1. ## Analysis question

A rectangle ABCO has two vertices, C and B, on the x-axis and y-axis respectively and another vertex, A, on the graph of 2x+y=4, as shown in the diagram. the coordinates of A is (a,b) where a and b are positive real numbers.

i) find the area, R, of rectangle ABCO in terms of a.

ii) What is the possible value(s) of a, so that the rectangle ABCO exists?

iii) Sketch the graph of R.

iv) Find the maximum value of R and the value of a for which this occurs.

IF I WERE TO DO IT I WOULD:
i) R = 2aX2b

ii) possible value(s) of a = ≤1

iii) Unsure how to this part?

iv) i think it has to do with previous question so unsure again

2. Originally Posted by scubasteve94
A rectangle ABCO has two vertices, C and B, on the x-axis and y-axis respectively and another vertex, A, on the graph of 2x+y=4, as shown in the diagram. the coordinates of A is (a,b) where a and b are positive real numbers.

i) find the area, R, of rectangle ABCO in terms of a.

ii) What is the possible value(s) of a, so that the rectangle ABCO exists?

iii) Sketch the graph of R.

iv) Find the maximum value of R and the value of a for which this occurs.

IF I WERE TO DO IT I WOULD:
i) R = 2aX2b

$\displaystyle R = a(4 - 2a)$

ii) possible value(s) of a = ≤1

$\displaystyle 0 < a < 2$

iii) Unsure how to this part?

$\displaystyle R = x(4-2x)$ ... graph is an inverted parabola

iv) i think it has to do with previous question so unsure again

maximum value occurs at the vertex of the parabola
.

3. Hello, scubasteve94!

A rectangle $\displaystyle ABCO$ has two vertices, $\displaystyle C, B$ on the x-axis and y-axis, respectively.
. . and another vertex $\displaystyle A$ on the line $\displaystyle 2x+y\:=\:4$.
The coordinates of $\displaystyle A$ are $\displaystyle (a,b)$ where $\displaystyle a, b > 0.$
Code:
     \|
4*
|\
| \
|  \
|   \
|    \  A
B * - - * (a,b)
|     |\
|    b| \
|     |  \
- - + - - * - * - -
O  a  C   2\
i) find the area, $\displaystyle R$, of rectangle $\displaystyle ABCO$ in terms of $\displaystyle a.$

The line has the equation: .$\displaystyle y \:=\:4-2x$

If $\displaystyle x = a$, then: .$\displaystyle b \:=\:4-2a$

The area of the rectangle is: .$\displaystyle a\cdot b \:=\:a(4-2a)$

Therefore: .$\displaystyle R \;=\;4a - 2a^2$

ii) What is the possible value(s) of $\displaystyle a$, so that the rectangle $\displaystyle ABCO$ exists?

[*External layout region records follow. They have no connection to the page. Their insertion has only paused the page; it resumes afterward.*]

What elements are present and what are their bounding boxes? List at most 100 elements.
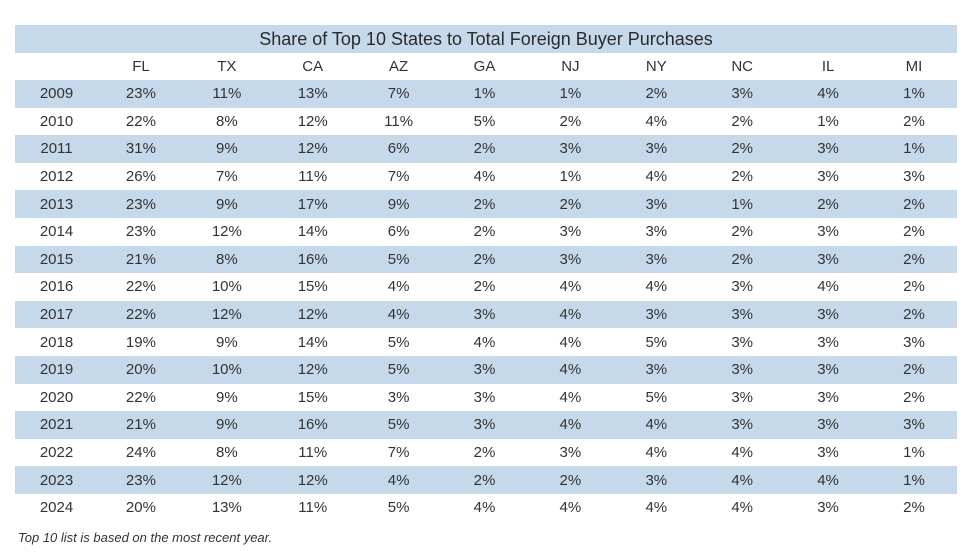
value-cell: 3% [817, 306, 839, 324]
year-cell: 2015 [39, 250, 74, 268]
value-cell: 9% [215, 195, 238, 213]
header-cell-mi: MI [905, 58, 923, 75]
header-cell-year [15, 53, 98, 80]
value-cell: 3% [817, 168, 839, 186]
value-cell: 11% [212, 85, 242, 103]
table-title: Share of Top 10 States to Total Foreign … [15, 25, 957, 53]
value-cell: 4% [731, 444, 754, 462]
value-cell: 4% [387, 278, 410, 296]
year-cell: 2020 [39, 388, 74, 406]
value-cell: 4% [645, 278, 668, 296]
value-cell: 3% [903, 168, 925, 186]
value-cell: 3% [903, 416, 925, 434]
year-cell: 2017 [39, 306, 74, 324]
table-row: 2023 23% 12% 12% 4% 2% 2% 3% 4% 4% 1% [15, 466, 957, 494]
value-cell: 7% [215, 168, 238, 186]
year-cell: 2022 [39, 444, 74, 462]
value-cell: 3% [817, 499, 839, 517]
year-cell: 2024 [39, 499, 74, 517]
value-cell: 2% [559, 195, 582, 213]
value-cell: 3% [731, 306, 754, 324]
value-cell: 16% [297, 250, 328, 268]
value-cell: 3% [731, 333, 754, 351]
value-cell: 20% [125, 361, 156, 379]
table-row: 2015 21% 8% 16% 5% 2% 3% 3% 2% 3% 2% [15, 245, 957, 274]
value-cell: 3% [473, 416, 496, 434]
value-cell: 4% [559, 278, 582, 296]
value-cell: 23% [125, 471, 156, 489]
value-cell: 2% [903, 112, 925, 130]
value-cell: 2% [903, 306, 925, 324]
value-cell: 2% [903, 388, 925, 406]
value-cell: 17% [297, 195, 328, 213]
value-cell: 16% [297, 416, 328, 434]
value-cell: 5% [473, 112, 496, 130]
value-cell: 20% [125, 499, 156, 517]
value-cell: 9% [215, 140, 238, 158]
value-cell: 2% [473, 250, 496, 268]
table-row: 2009 23% 11% 13% 7% 1% 1% 2% 3% 4% 1% [15, 80, 957, 108]
table-row: 2013 23% 9% 17% 9% 2% 2% 3% 1% 2% 2% [15, 190, 957, 218]
value-cell: 4% [817, 278, 839, 296]
value-cell: 4% [559, 416, 582, 434]
value-cell: 3% [645, 250, 668, 268]
value-cell: 3% [817, 223, 839, 241]
value-cell: 9% [387, 195, 410, 213]
value-cell: 3% [731, 416, 754, 434]
value-cell: 1% [473, 85, 496, 103]
value-cell: 10% [211, 361, 242, 379]
value-cell: 4% [559, 306, 582, 324]
value-cell: 2% [559, 471, 582, 489]
value-cell: 4% [645, 112, 668, 130]
value-cell: 11% [298, 168, 328, 186]
value-cell: 12% [211, 471, 242, 489]
table-row: 2016 22% 10% 15% 4% 2% 4% 4% 3% 4% 2% [15, 273, 957, 301]
value-cell: 1% [731, 195, 754, 213]
value-cell: 12% [211, 306, 242, 324]
header-cell-nj: NJ [561, 58, 580, 75]
value-cell: 3% [731, 85, 754, 103]
value-cell: 4% [473, 499, 496, 517]
header-cell-il: IL [821, 58, 835, 75]
table-row: 2020 22% 9% 15% 3% 3% 4% 5% 3% 3% 2% [15, 383, 957, 412]
value-cell: 2% [817, 195, 839, 213]
year-cell: 2010 [39, 112, 74, 130]
value-cell: 5% [387, 250, 410, 268]
value-cell: 4% [473, 333, 496, 351]
value-cell: 12% [297, 112, 328, 130]
value-cell: 3% [817, 333, 839, 351]
value-cell: 12% [297, 361, 328, 379]
value-cell: 4% [645, 416, 668, 434]
value-cell: 4% [473, 168, 496, 186]
value-cell: 1% [903, 85, 925, 103]
value-cell: 4% [387, 471, 410, 489]
value-cell: 9% [215, 416, 238, 434]
year-cell: 2014 [39, 223, 74, 241]
value-cell: 12% [297, 471, 328, 489]
table-row: 2019 20% 10% 12% 5% 3% 4% 3% 3% 3% 2% [15, 355, 957, 384]
value-cell: 2% [903, 250, 925, 268]
value-cell: 11% [298, 499, 328, 517]
table-header: FL TX CA AZ GA NJ NY NC IL MI [15, 53, 957, 80]
value-cell: 4% [731, 471, 754, 489]
value-cell: 8% [215, 250, 238, 268]
value-cell: 3% [817, 388, 839, 406]
value-cell: 4% [559, 333, 582, 351]
value-cell: 23% [125, 85, 156, 103]
value-cell: 3% [817, 444, 839, 462]
value-cell: 2% [559, 112, 582, 130]
year-cell: 2018 [39, 333, 74, 351]
table-row: 2017 22% 12% 12% 4% 3% 4% 3% 3% 3% 2% [15, 300, 957, 329]
value-cell: 9% [215, 388, 238, 406]
value-cell: 2% [473, 278, 496, 296]
value-cell: 3% [817, 140, 839, 158]
value-cell: 23% [125, 223, 156, 241]
year-cell: 2011 [40, 140, 73, 158]
value-cell: 5% [387, 499, 410, 517]
header-cell-ny: NY [645, 58, 667, 75]
foreign-buyer-table-container: Share of Top 10 States to Total Foreign … [15, 25, 957, 522]
value-cell: 2% [731, 250, 754, 268]
value-cell: 2% [645, 85, 668, 103]
table-row: 2021 21% 9% 16% 5% 3% 4% 4% 3% 3% 3% [15, 411, 957, 439]
value-cell: 2% [473, 444, 496, 462]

On the graph, we see that $\displaystyle a$ can range from 0 to 2.

Therefore: .$\displaystyle 0 \:< \:a \:<\:2$

iii) Sketch the graph of $\displaystyle R.$
The graph of: $\displaystyle R \:=\:4a-2a^2$ is a parabola.
It opens downward and has x-intercepts at 0 and 2.

The graph looks like this:
Code:
       R|
|       *
|   *       *
| *           *
|*             *
|
- - * - - - - - - - * - - a
0               2

iv) Find the maximum value of $\displaystyle R$ and the value of $\displaystyle a$ for which this occurs.

The maximum value of the parabola occurs at its vertex.

The vertex is at $\displaystyle a = 1$

. . and: .$\displaystyle R \:=\:4(1) - 2(1^2) \:=\:2$

4. SOROBAN

Thank you so much
it was very helpful and i now fully understand the question
thanks again